The Siege Perilous of David Myatt

As I sit back and watch the drama unfold in recent times regarding the back-and-forth between journalists and whom they presume to be David Myatt, I am moved to a simple question.

Since at or around 2012, Myatt has undertaken a personal siege perilous with the intent of restoring his human soul. He journeys towards this expiation without the crutch of a supernatural reconciliation based on vows and mythological beliefs adopted.

Rather, he has attempted to quicken his élan and energize his true physis by developing, implementing and embodying a new philosophy that is redolent of an Hellenic concept known as agathos, which is an exceedingly difficult word to translate into English, but to approximate its spirit, this is the core of the Novum Testamentum Graece, of which it is clear that Myatt acknowledges in terms of related or influential schools of thought. Agathos is best described as the good, the honourable, and the beneficial, but even this fails to capture the nature of the word.

In my opinion, its meaning is best demonstrated in the act of forgiveness, which is central to his journey. He wants — he desires — to be forgiven for his past errors.

The nature of forgiveness is at the heart of the Novum Testamentum Graece, from which all things contained therein hinge upon. To forgive others, sometimes for one’s own benefit, for one’s own quietude — as often others do not deserve it. To forgive others so that oneself may be forgiven, perhaps a result of such quietude, avoiding any supernatural components. To forgive others so that they may forgive you.

Which brings me to the question mentioned in the beginning: why can’t people forgive David Myatt? And if they can, then why won’t they? To this I mean specifically: the journalists and anti-fascists who continue to cover his life in their work in an unbalanced, unfair way.

I have forgiven him. Forgiven him I have, for the vileness of his violent, extremist, criminal and dishonorable past. I have forgiven him for his labyrinthian and often pathetic excuses for such things. I have forgiven him for the failed attempts to make his national-socialism less offensive, thereby hiding the true essence of what it is capable of. I have forgiven him for his influence on the NSM of whom David Copeland was a member. I have forgiven Myatt for any possible influence he may have had on Copeland who murdered innocent people in London. I have forgiven Myatt for cloaking his past involvement in the early days of the ONA in not-so-exacting language. I have forgiven him for masterminding a honeypot that was intended to blackmail laudable persons to perform deeds in service of political extremism. I have forgiven him further in this regard for its continued and continuing spirit, influencing young and impressionable men of the current times to perform acts of horror, harm, pain and death. I have forgiven him for not doing more to tackle this subject head-on, and destroy the ONA, for, it must be destroyed.
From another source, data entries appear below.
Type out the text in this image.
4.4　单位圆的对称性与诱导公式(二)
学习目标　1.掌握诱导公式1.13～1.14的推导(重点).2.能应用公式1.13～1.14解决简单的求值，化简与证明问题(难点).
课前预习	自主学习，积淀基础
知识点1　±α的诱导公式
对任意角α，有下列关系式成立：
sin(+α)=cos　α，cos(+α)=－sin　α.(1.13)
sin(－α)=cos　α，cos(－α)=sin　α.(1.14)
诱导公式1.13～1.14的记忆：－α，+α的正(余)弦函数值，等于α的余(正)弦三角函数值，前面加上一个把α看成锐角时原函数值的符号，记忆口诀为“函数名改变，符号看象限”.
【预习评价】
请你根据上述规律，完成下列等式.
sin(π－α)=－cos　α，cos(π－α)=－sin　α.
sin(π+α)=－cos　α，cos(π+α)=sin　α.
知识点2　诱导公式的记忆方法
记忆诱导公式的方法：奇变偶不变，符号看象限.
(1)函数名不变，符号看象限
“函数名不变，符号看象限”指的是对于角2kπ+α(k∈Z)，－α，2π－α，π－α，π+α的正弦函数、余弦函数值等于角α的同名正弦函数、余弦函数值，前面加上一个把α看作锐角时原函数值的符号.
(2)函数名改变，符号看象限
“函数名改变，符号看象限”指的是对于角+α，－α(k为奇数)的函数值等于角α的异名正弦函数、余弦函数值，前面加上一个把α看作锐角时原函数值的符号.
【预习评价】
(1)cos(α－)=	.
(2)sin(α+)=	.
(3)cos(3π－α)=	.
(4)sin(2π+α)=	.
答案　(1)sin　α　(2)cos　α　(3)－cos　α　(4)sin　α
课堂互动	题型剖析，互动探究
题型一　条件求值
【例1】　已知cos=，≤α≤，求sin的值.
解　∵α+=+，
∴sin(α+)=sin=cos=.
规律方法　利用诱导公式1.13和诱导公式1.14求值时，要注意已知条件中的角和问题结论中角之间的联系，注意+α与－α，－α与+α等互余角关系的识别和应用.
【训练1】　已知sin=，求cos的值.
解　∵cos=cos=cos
This only scratches the surface of the failures authored by him in his life. There is nothing to celebrate about his past, as is best described by likening it to the concept of kakos: that which is bad, ugly, harmful and worthless.

And yet, he has, in the depths of this darkness, cried out with a heart that is asking, yearning, desiring, and motivated to receive forgiveness.

I can forgive him. So why can’t you?